Should young professionals use online investing services?

There’s a new fad going on in the investing world- automated online investing services. The biggest one you likely have heard of (or seen advertised) is Betterment. There are a couple others; like Wealthfront, Future Adviser or Personal Capital. The premise behind these services is that most of us don’t need fancy, expensive financial advisers that’ll take 1-2% of your assets each year in fees for managing your money. These new online services work off of the idea that investing can be done in a methodical, formulaic and cost effective manner.
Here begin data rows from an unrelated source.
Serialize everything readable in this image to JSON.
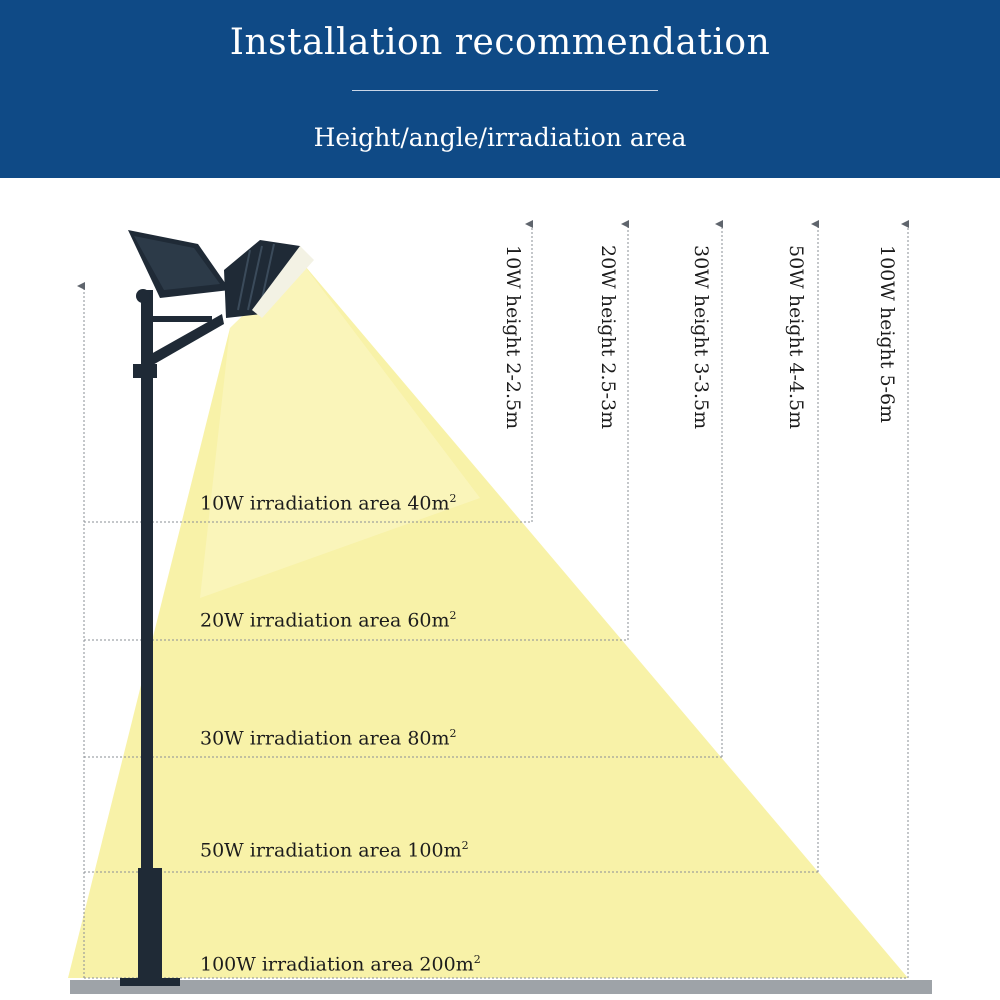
{
  "header": {
    "title": "Installation recommendation",
    "subtitle": "Height/angle/irradiation area"
  },
  "colors": {
    "header_bg": "#0f4a86",
    "light_beam": "#f8f2a8",
    "pole": "#1f2a36",
    "ground": "#9ea3a8",
    "guide_line": "#8a8f96"
  },
  "icons": {
    "lamp": "solar-flood-light-icon",
    "pole": "street-pole-icon"
  },
  "levels": [
    {
      "power": "10W",
      "height_label": "10W height 2-2.5m",
      "area_label": "10W irradiation area 40",
      "unit": "m",
      "sup": "2"
    },
    {
      "power": "20W",
      "height_label": "20W height 2.5-3m",
      "area_label": "20W irradiation area 60",
      "unit": "m",
      "sup": "2"
    },
    {
      "power": "30W",
      "height_label": "30W height 3-3.5m",
      "area_label": "30W irradiation area 80",
      "unit": "m",
      "sup": "2"
    },
    {
      "power": "50W",
      "height_label": "50W height 4-4.5m",
      "area_label": "50W irradiation area 100",
      "unit": "m",
      "sup": "2"
    },
    {
      "power": "100W",
      "height_label": "100W height 5-6m",
      "area_label": "100W irradiation area 200",
      "unit": "m",
      "sup": "2"
    }
  ]
}
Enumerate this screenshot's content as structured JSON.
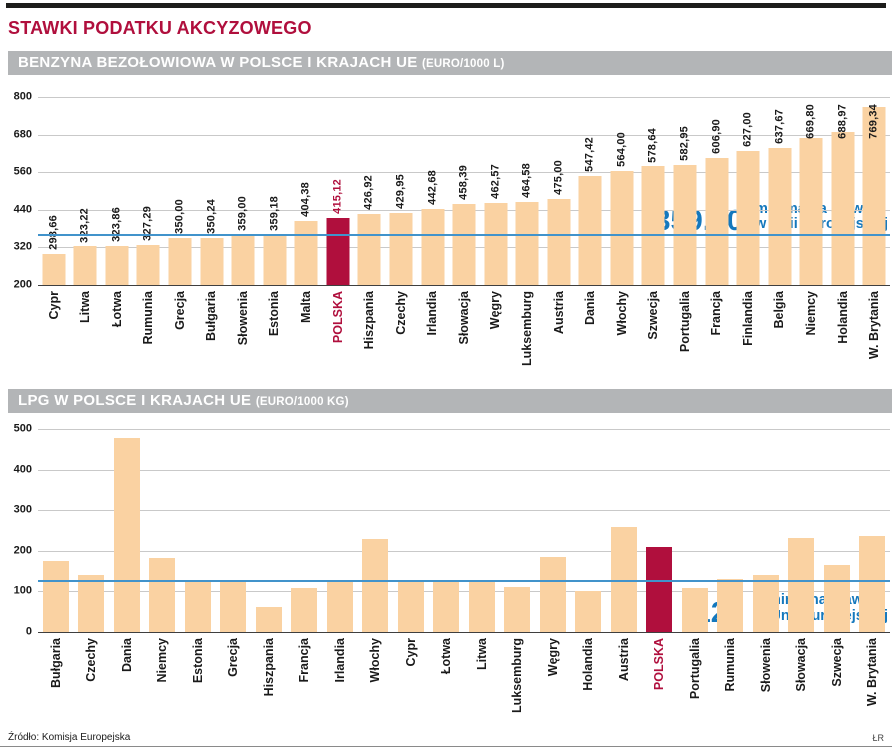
{
  "page": {
    "title": "STAWKI PODATKU AKCYZOWEGO",
    "source": "Źródło: Komisja Europejska",
    "credit": "ŁR"
  },
  "colors": {
    "accent_red": "#b00f3d",
    "bar": "#fad2a2",
    "bar_highlight": "#b00f3d",
    "header_bg": "#b3b5b7",
    "header_text": "#ffffff",
    "ref_blue_line": "#4193cb",
    "ref_blue_text": "#1478bd",
    "grid": "#c9c9c9",
    "axis": "#3f3f3f"
  },
  "chart_data": [
    {
      "type": "bar",
      "title": "BENZYNA BEZOŁOWIOWA W POLSCE I KRAJACH UE",
      "title_unit": "(EURO/1000 L)",
      "categories": [
        "Cypr",
        "Litwa",
        "Łotwa",
        "Rumunia",
        "Grecja",
        "Bułgaria",
        "Słowenia",
        "Estonia",
        "Malta",
        "POLSKA",
        "Hiszpania",
        "Czechy",
        "Irlandia",
        "Słowacja",
        "Węgry",
        "Luksemburg",
        "Austria",
        "Dania",
        "Włochy",
        "Szwecja",
        "Portugalia",
        "Francja",
        "Finlandia",
        "Belgia",
        "Niemcy",
        "Holandia",
        "W. Brytania"
      ],
      "values": [
        298.66,
        323.22,
        323.86,
        327.29,
        350.0,
        350.24,
        359.0,
        359.18,
        404.38,
        415.12,
        426.92,
        429.95,
        442.68,
        458.39,
        462.57,
        464.58,
        475.0,
        547.42,
        564.0,
        578.64,
        582.95,
        606.9,
        627.0,
        637.67,
        669.8,
        688.97,
        769.34
      ],
      "value_labels": [
        "298,66",
        "323,22",
        "323,86",
        "327,29",
        "350,00",
        "350,24",
        "359,00",
        "359,18",
        "404,38",
        "415,12",
        "426,92",
        "429,95",
        "442,68",
        "458,39",
        "462,57",
        "464,58",
        "475,00",
        "547,42",
        "564,00",
        "578,64",
        "582,95",
        "606,90",
        "627,00",
        "637,67",
        "669,80",
        "688,97",
        "769,34"
      ],
      "show_value_labels": true,
      "highlight_index": 9,
      "highlight_category": "POLSKA",
      "ylim": [
        200,
        800
      ],
      "yticks": [
        200,
        320,
        440,
        560,
        680,
        800
      ],
      "grid": true,
      "ref_line": {
        "value": 359,
        "label_value": "359,00",
        "label_line1": "minimalna stawka",
        "label_line2": "w Unii Europejskiej"
      }
    },
    {
      "type": "bar",
      "title": "LPG W POLSCE I KRAJACH UE",
      "title_unit": "(EURO/1000 KG)",
      "categories": [
        "Bułgaria",
        "Czechy",
        "Dania",
        "Niemcy",
        "Estonia",
        "Grecja",
        "Hiszpania",
        "Francja",
        "Irlandia",
        "Włochy",
        "Cypr",
        "Łotwa",
        "Litwa",
        "Luksemburg",
        "Węgry",
        "Holandia",
        "Austria",
        "POLSKA",
        "Portugalia",
        "Rumunia",
        "Słowenia",
        "Słowacja",
        "Szwecja",
        "W. Brytania"
      ],
      "values": [
        175,
        140,
        477,
        182,
        125,
        125,
        62,
        108,
        125,
        228,
        125,
        125,
        125,
        110,
        185,
        100,
        258,
        210,
        108,
        131,
        140,
        232,
        166,
        236
      ],
      "show_value_labels": false,
      "highlight_index": 17,
      "highlight_category": "POLSKA",
      "ylim": [
        0,
        500
      ],
      "yticks": [
        0,
        100,
        200,
        300,
        400,
        500
      ],
      "grid": true,
      "ref_line": {
        "value": 125,
        "label_value": "125",
        "label_line1": "minimalna stawka",
        "label_line2": "w Unii Europejskiej"
      }
    }
  ]
}
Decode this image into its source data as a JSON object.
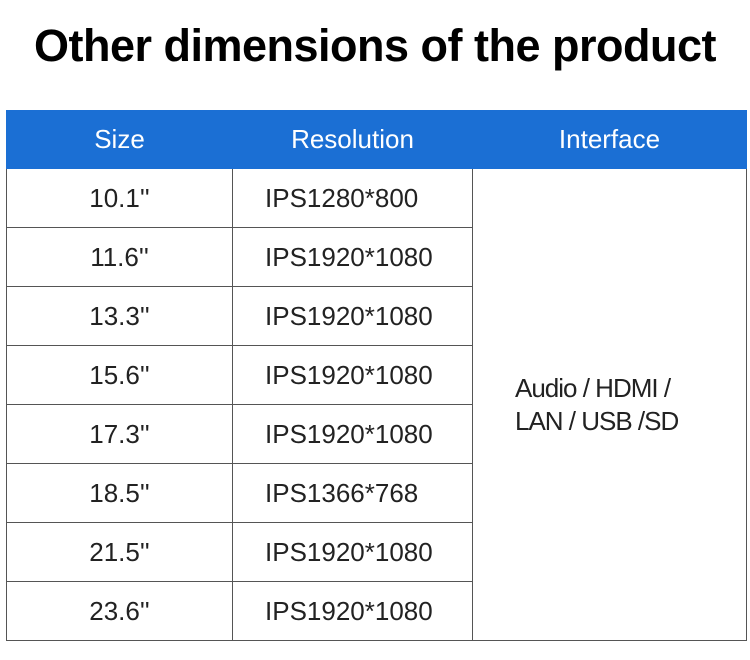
{
  "header": {
    "title": "Other dimensions of the product"
  },
  "table": {
    "columns": [
      "Size",
      "Resolution",
      "Interface"
    ],
    "rows": [
      [
        "10.1''",
        "IPS1280*800"
      ],
      [
        "11.6''",
        "IPS1920*1080"
      ],
      [
        "13.3''",
        "IPS1920*1080"
      ],
      [
        "15.6''",
        "IPS1920*1080"
      ],
      [
        "17.3''",
        "IPS1920*1080"
      ],
      [
        "18.5''",
        "IPS1366*768"
      ],
      [
        "21.5''",
        "IPS1920*1080"
      ],
      [
        "23.6''",
        "IPS1920*1080"
      ]
    ],
    "interface": [
      "Audio / HDMI /",
      "LAN / USB /SD"
    ]
  }
}
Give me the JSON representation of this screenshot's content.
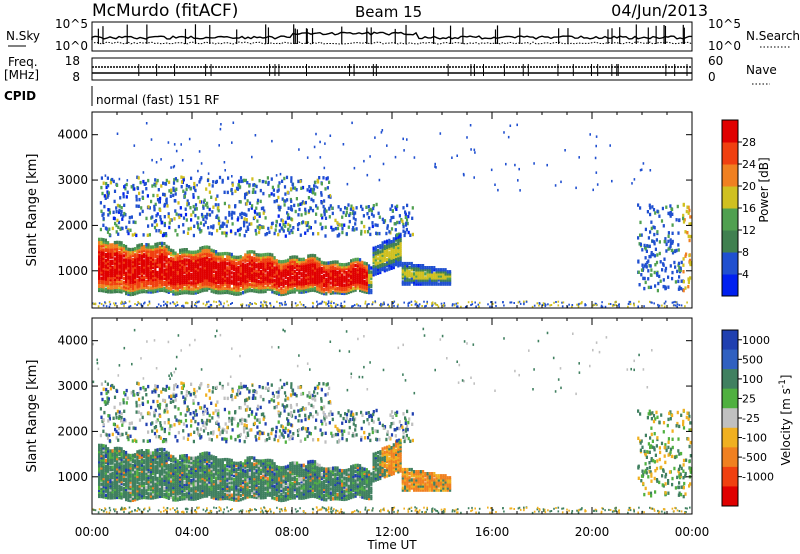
{
  "header": {
    "station": "McMurdo (fitACF)",
    "beam": "Beam 15",
    "date": "04/Jun/2013"
  },
  "top_panels": {
    "nsky": {
      "label": "N.Sky",
      "ticks": [
        "10^5",
        "10^0"
      ]
    },
    "nsearch": {
      "label": "N.Search",
      "ticks": [
        "10^5",
        "10^0"
      ]
    },
    "freq": {
      "label_line1": "Freq.",
      "label_line2": "[MHz]",
      "ticks": [
        "18",
        "8"
      ]
    },
    "nave": {
      "label": "Nave",
      "ticks": [
        "60",
        "0"
      ]
    },
    "cpid": {
      "label": "CPID",
      "mode": "normal (fast) 151 RF"
    }
  },
  "chart_data": [
    {
      "type": "heatmap",
      "panel": "power",
      "ylabel": "Slant Range [km]",
      "yticks": [
        "1000",
        "2000",
        "3000",
        "4000"
      ],
      "xticks": [
        "00:00",
        "04:00",
        "08:00",
        "12:00",
        "16:00",
        "20:00",
        "00:00"
      ],
      "ylim": [
        180,
        4500
      ],
      "colorbar": {
        "label": "Power [dB]",
        "ticks": [
          "4",
          "8",
          "12",
          "16",
          "20",
          "24",
          "28"
        ],
        "colors": [
          "#0020f0",
          "#2050d0",
          "#408050",
          "#50a050",
          "#d0c020",
          "#f08020",
          "#f04010",
          "#e00000"
        ]
      }
    },
    {
      "type": "heatmap",
      "panel": "velocity",
      "ylabel": "Slant Range [km]",
      "yticks": [
        "1000",
        "2000",
        "3000",
        "4000"
      ],
      "xticks": [
        "00:00",
        "04:00",
        "08:00",
        "12:00",
        "16:00",
        "20:00",
        "00:00"
      ],
      "xlabel": "Time UT",
      "ylim": [
        180,
        4500
      ],
      "colorbar": {
        "label": "Velocity [m s",
        "label_sup": "-1",
        "label_end": "]",
        "ticks": [
          "1000",
          "500",
          "100",
          "25",
          "-25",
          "-100",
          "-500",
          "-1000"
        ],
        "colors": [
          "#2040b0",
          "#3060c0",
          "#408060",
          "#50b040",
          "#c0c0c0",
          "#f0b020",
          "#f08020",
          "#f04010",
          "#e00000"
        ]
      }
    }
  ]
}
Their fees are more like 0.15%, which is certainly more affordable. Should young professionals like ourselves invest our money in such a service? We all know that we need to invest, and unfortunately, a lot of us aren’t sure how. On first glance, using a site like Betterment certainly sounds like a smart idea. However, I think that the reasons that make an online site like this so attractive also leads to the conclusion that they aren’t really necessary.Screen Shot 2015-06-07 at 2.38.37 PM

The pros

These new online services take away one of the major barriers that keep young investors out of the market: ignorance. Getting into the market is tricky. Once you’ve created an account and logged in, there are an overwhelming number of mutual funds/stocks/efts for you to invest in.  Even the smartest among us can get overwhelmed to the point of frustration and quitting. That’s the point of paying someone to manage your money; they a) invest it and b) invest it in a smart manner. However, paying someone can get expensive and this is where the online services have an edge. Betterment charges 0.15%. That’s way less than the 1-2% a financial adviser would charge you. Online advisers also advocate that their investing methods are superiors, focusing on tax efficient, low cost investments, like ETFs. By investing with them, you’ll supposedly get the best bang for you buck. Truth be told, I’m not convinced by their superior investing methods, but I do like that they’ll cheaply get you invested in the market.stocks

The secret sauce that isn’t so secret

If you are getting closer to retirement, then sure, a financial adviser could be helpful. There will be special tax considerations to take into account and you’ll want to make sure you dot your I’s and cross your T’s. Or if you’re a millionaire, then you probably should hire someone to help out. For the rest of us, it’s honestly not that difficult to get invested in the market. I’m convinced more and more that all you really need is a good index fund. That’s right, despite my best efforts to convince myself that I’m a good investor or that I can pick a mutual fund better than you, I’ve learned that honestly an index fund is the way to go. The stock market is a giant hairy animal. You could be a phenomenal lion trainer but you never know when the lion will disregard your rules and do its own thing.  Even a stock picked on sound logic can go down with the rest of the market, or go down for a silly reason. In the game of investing, it’s probably best to play it safe with an index fund, which owns between 100-200 stocks, and tries to be a good representation of the overall market.

The reality of sites like Betterment

If you read on their website or even invest with them, you’ll realize that basically all they do is invest in the same index funds that you could invest in on your own, without them. Sure they’ll have a ‘proprietary blend’ of index funds that they will put your money in, and various algorithms to trade in and out of these funds, but honestly I’m not sure how worthwhile these services really are. I think that you could get similar results investing a fixed amount of money in an index fund every month, all without paying some online broker 0.15%. The secret to getting rich is to maximize returns while minimizing expenses, so even cutting 0.15% is a good start!

Although online trading sites are quite attractive to young investors like us, I think that with a little work on our part and the diligence to keep investing, you could achieve similar results, without the cost! Go ahead and see about setting up an online brokerage account at Vanguard, Scottrade or Fidelity, and try to start investing in your own!

Let me know your thoughts! Have you had a good experience with Betterment that you’d like to share? Also, a good article from our friends over at Mr. Money Mustache on index funds is what helped convince me on the low-stress, low-complexity investing model. 

Finally, I enjoy sharing the love to other financial bloggers when I read a good article, and here’s one about saving money at CVS from my friend Kelli at the Penny Hoarder. Give it a read!

 

2 Responses

  1. You do realize that mr money mustache invests in and likes betterment? Betterment provides value by smart rebalancing and tax lost harvesting that I would never do myself. That and ease of use make it worthwhile for all but the really hardcore investors

    1. Interesting take on Betterment. I just am not sure how worthwhile ‘rebalancing’ and tax lost harvesting younger, passive investors really need. I’m encouraging readers to invest for the long term, in balanced index funds. I think we can do this without Betterment.